Friday, November 13, 2020

Moscow Condemns One Pan Movement while Promoting Two Others, Sidorov Says

Paul Goble

            Staunton, November 11 – The fighting between Armenia and Azerbaijan has sparked a new wave of highly speculative articles in Moscow about Turkey’s role in the Caucasus and Central Asia and the supposed dangers than pan-Turkism presents to Russia, Kharun Sidorov says.

            Such articles, which build on traditional Russian paranoia about Turkey and the actions of the Putin regime against Turkish schools, movements, and organizations like TURKSOY in the past, the Czech Republic-based Russian commentator says; but they also highlight something else, Moscow’s double standards (idelreal.org/a/30933432.html).

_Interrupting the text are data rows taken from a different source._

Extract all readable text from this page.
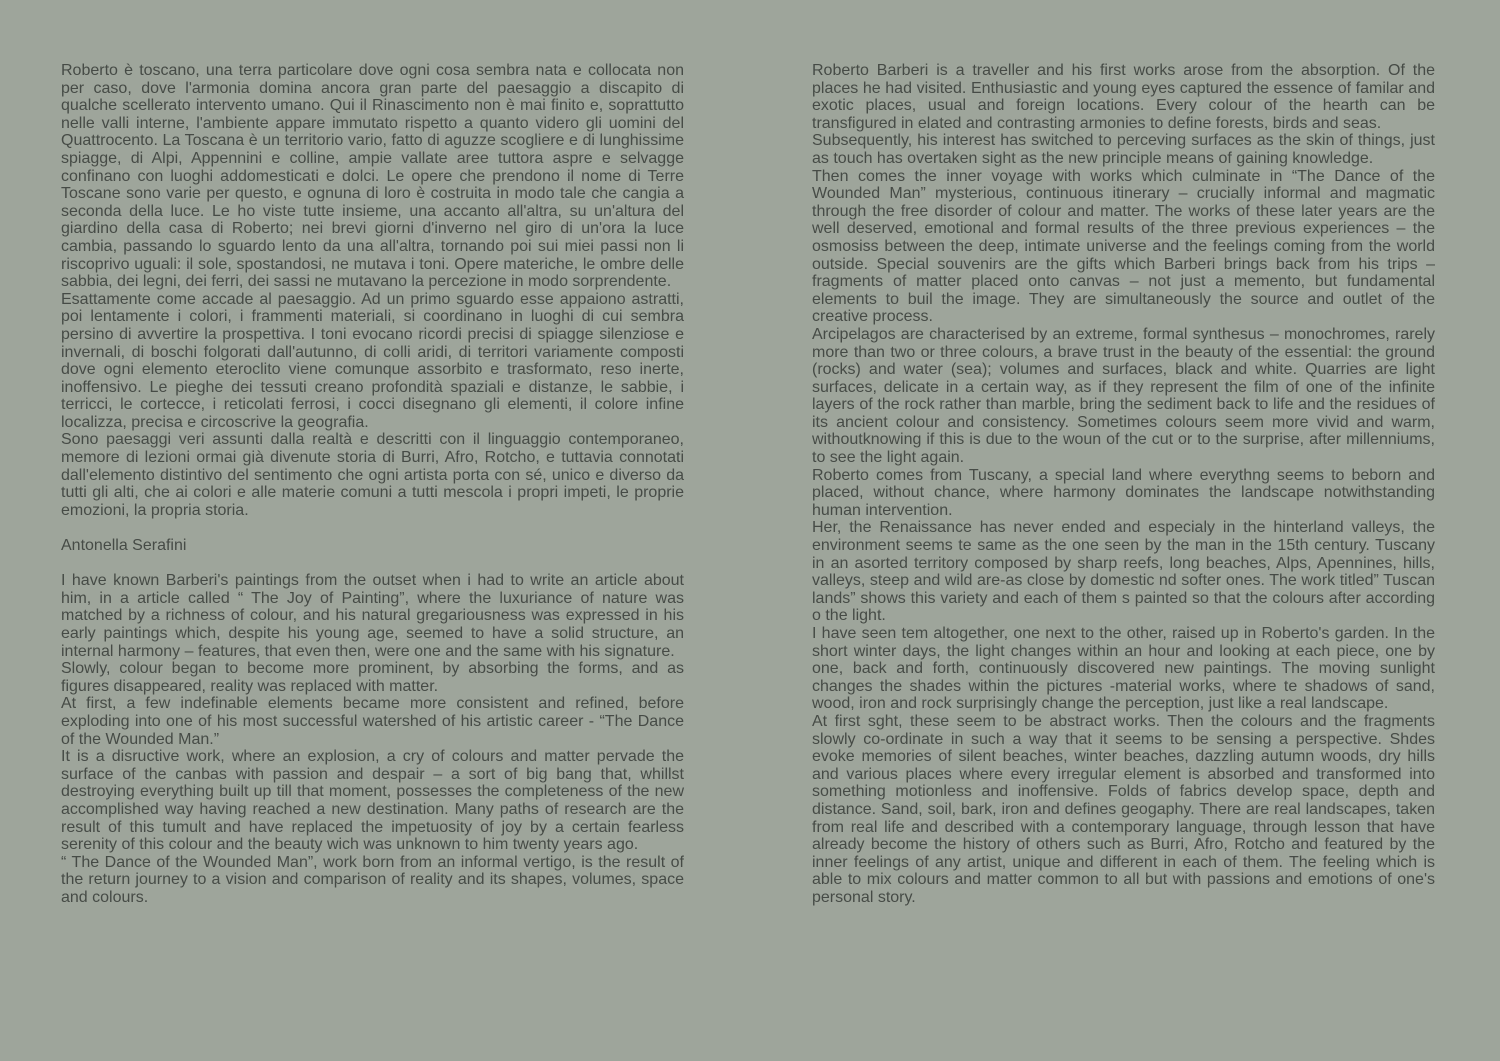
Roberto è toscano, una terra particolare dove ogni cosa sembra nata e collocata non per caso, dove l'armonia domina ancora gran parte del paesaggio a discapito di qualche scellerato intervento umano. Qui il Rinascimento non è mai finito e, soprattutto nelle valli interne, l'ambiente appare immutato rispetto a quanto videro gli uomini del Quattrocento. La Toscana è un territorio vario, fatto di aguzze scogliere e di lunghissime spiagge, di Alpi, Appennini e colline, ampie vallate aree tuttora aspre e selvagge confinano con luoghi addomesticati e dolci. Le opere che prendono il nome di Terre Toscane sono varie per questo, e ognuna di loro è costruita in modo tale che cangia a seconda della luce. Le ho viste tutte insieme, una accanto all'altra, su un'altura del giardino della casa di Roberto; nei brevi giorni d'inverno nel giro di un'ora la luce cambia, passando lo sguardo lento da una all'altra, tornando poi sui miei passi non li riscoprivo uguali: il sole, spostandosi, ne mutava i toni. Opere materiche, le ombre delle sabbia, dei legni, dei ferri, dei sassi ne mutavano la percezione in modo sorprendente.

Esattamente come accade al paesaggio. Ad un primo sguardo esse appaiono astratti, poi lentamente i colori, i frammenti materiali, si coordinano in luoghi di cui sembra persino di avvertire la prospettiva. I toni evocano ricordi precisi di spiagge silenziose e invernali, di boschi folgorati dall'autunno, di colli aridi, di territori variamente composti dove ogni elemento eteroclito viene comunque assorbito e trasformato, reso inerte, inoffensivo. Le pieghe dei tessuti creano profondità spaziali e distanze, le sabbie, i terricci, le cortecce, i reticolati ferrosi, i cocci disegnano gli elementi, il colore infine localizza, precisa e circoscrive la geografia.

Sono paesaggi veri assunti dalla realtà e descritti con il linguaggio contemporaneo, memore di lezioni ormai già divenute storia di Burri, Afro, Rotcho, e tuttavia connotati dall'elemento distintivo del sentimento che ogni artista porta con sé, unico e diverso da tutti gli alti, che ai colori e alle materie comuni a tutti mescola i propri impeti, le proprie emozioni, la propria storia.

Antonella Serafini

I have known Barberi's paintings from the outset when i had to write an article about him, in a article called “ The Joy of Painting”, where the luxuriance of nature was matched by a richness of colour, and his natural gregariousness was expressed in his early paintings which, despite his young age, seemed to have a solid structure, an internal harmony – features, that even then, were one and the same with his signature.

Slowly, colour began to become more prominent, by absorbing the forms, and as figures disappeared, reality was replaced with matter.

At first, a few indefinable elements became more consistent and refined, before exploding into one of his most successful watershed of his artistic career - “The Dance of the Wounded Man.”

It is a disructive work, where an explosion, a cry of colours and matter pervade the surface of the canbas with passion and despair – a sort of big bang that, whillst destroying everything built up till that moment, possesses the completeness of the new accomplished way having reached a new destination. Many paths of research are the result of this tumult and have replaced the impetuosity of joy by a certain fearless serenity of this colour and the beauty wich was unknown to him twenty years ago.

“ The Dance of the Wounded Man”, work born from an informal vertigo, is the result of the return journey to a vision and comparison of reality and its shapes, volumes, space and colours.

Roberto Barberi is a traveller and his first works arose from the absorption. Of the places he had visited. Enthusiastic and young eyes captured the essence of familar and exotic places, usual and foreign locations. Every colour of the hearth can be transfigured in elated and contrasting armonies to define forests, birds and seas.

Subsequently, his interest has switched to perceving surfaces as the skin of things, just as touch has overtaken sight as the new principle means of gaining knowledge.

Then comes the inner voyage with works which culminate in “The Dance of the Wounded Man” mysterious, continuous itinerary – crucially informal and magmatic through the free disorder of colour and matter. The works of these later years are the well deserved, emotional and formal results of the three previous experiences – the osmosiss between the deep, intimate universe and the feelings coming from the world outside. Special souvenirs are the gifts which Barberi brings back from his trips – fragments of matter placed onto canvas – not just a memento, but fundamental elements to buil the image. They are simultaneously the source and outlet of the creative process.

Arcipelagos are characterised by an extreme, formal synthesus – monochromes, rarely more than two or three colours, a brave trust in the beauty of the essential: the ground (rocks) and water (sea); volumes and surfaces, black and white. Quarries are light surfaces, delicate in a certain way, as if they represent the film of one of the infinite layers of the rock rather than marble, bring the sediment back to life and the residues of its ancient colour and consistency. Sometimes colours seem more vivid and warm, withoutknowing if this is due to the woun of the cut or to the surprise, after millenniums, to see the light again.

Roberto comes from Tuscany, a special land where everythng seems to beborn and placed, without chance, where harmony dominates the landscape notwithstanding human intervention.

Her, the Renaissance has never ended and especialy in the hinterland valleys, the environment seems te same as the one seen by the man in the 15th century. Tuscany in an asorted territory composed by sharp reefs, long beaches, Alps, Apennines, hills, valleys, steep and wild are-as close by domestic nd softer ones. The work titled” Tuscan lands” shows this variety and each of them s painted so that the colours after according o the light.

I have seen tem altogether, one next to the other, raised up in Roberto's garden. In the short winter days, the light changes within an hour and looking at each piece, one by one, back and forth, continuously discovered new paintings. The moving sunlight changes the shades within the pictures -material works, where te shadows of sand, wood, iron and rock surprisingly change the perception, just like a real landscape.

At first sght, these seem to be abstract works. Then the colours and the fragments slowly co-ordinate in such a way that it seems to be sensing a perspective. Shdes evoke memories of silent beaches, winter beaches, dazzling autumn woods, dry hills and various places where every irregular element is absorbed and transformed into something motionless and inoffensive. Folds of fabrics develop space, depth and distance. Sand, soil, bark, iron and defines geogaphy. There are real landscapes, taken from real life and described with a contemporary language, through lesson that have already become the history of others such as Burri, Afro, Rotcho and featured by the inner feelings of any artist, unique and different in each of them. The feeling which is able to mix colours and matter common to all but with passions and emotions of one's personal story.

            Even as they denounce pan-Turkism is a dangerous idea that must be opposed lest it destabilize not only the Caucasus and Central Asia but parts of the Russian Federation, these same authors routinely offer support for Moscow’s promotion of Pan-Orthodoxy and Pan-Slavism within Russia and beyond its borders.

            The history of post-Soviet pan-Orthodoxy begins in 1993 with the establishment in Greece of the Inter-Parliamentary Association of Orthodoxy. This body rapidly came under Russian control and has been headed by senior Russian Duma deputies since 2004. It is committed to promoting Orthodoxy and uniting Orthodox countries.

            A second organization involved in promoting pan-Orthodox ideas is the International Social Foundation for the Unity of Orthodox Peoples. It was set up in Moscow with the backing of the Moscow Patriarchate in 1995 and remains committed to promoting “the brotherhood of peoples who profess Orthodoxy.”

            At the same time, Sidorov says, Moscow has been promoting Pan-Slavism The Russian World Foundation established by Putin in 2007 seeks closer ties among the Slavic countries defined in both linguistic and cultural terms. And it was in turn one of the creators of the Prague-based European Foundation for Slavic Language and Culture in 2015.

            In addition, Moscow backs its own Foundation for Slavic Language and Culture. Each of these Russian “pan” organizations maintains its own website and an active program of contacts, precisely the kind of thing the Kremlin expresses such opposition to when cultural and linguistic unity centered on any other country is involved.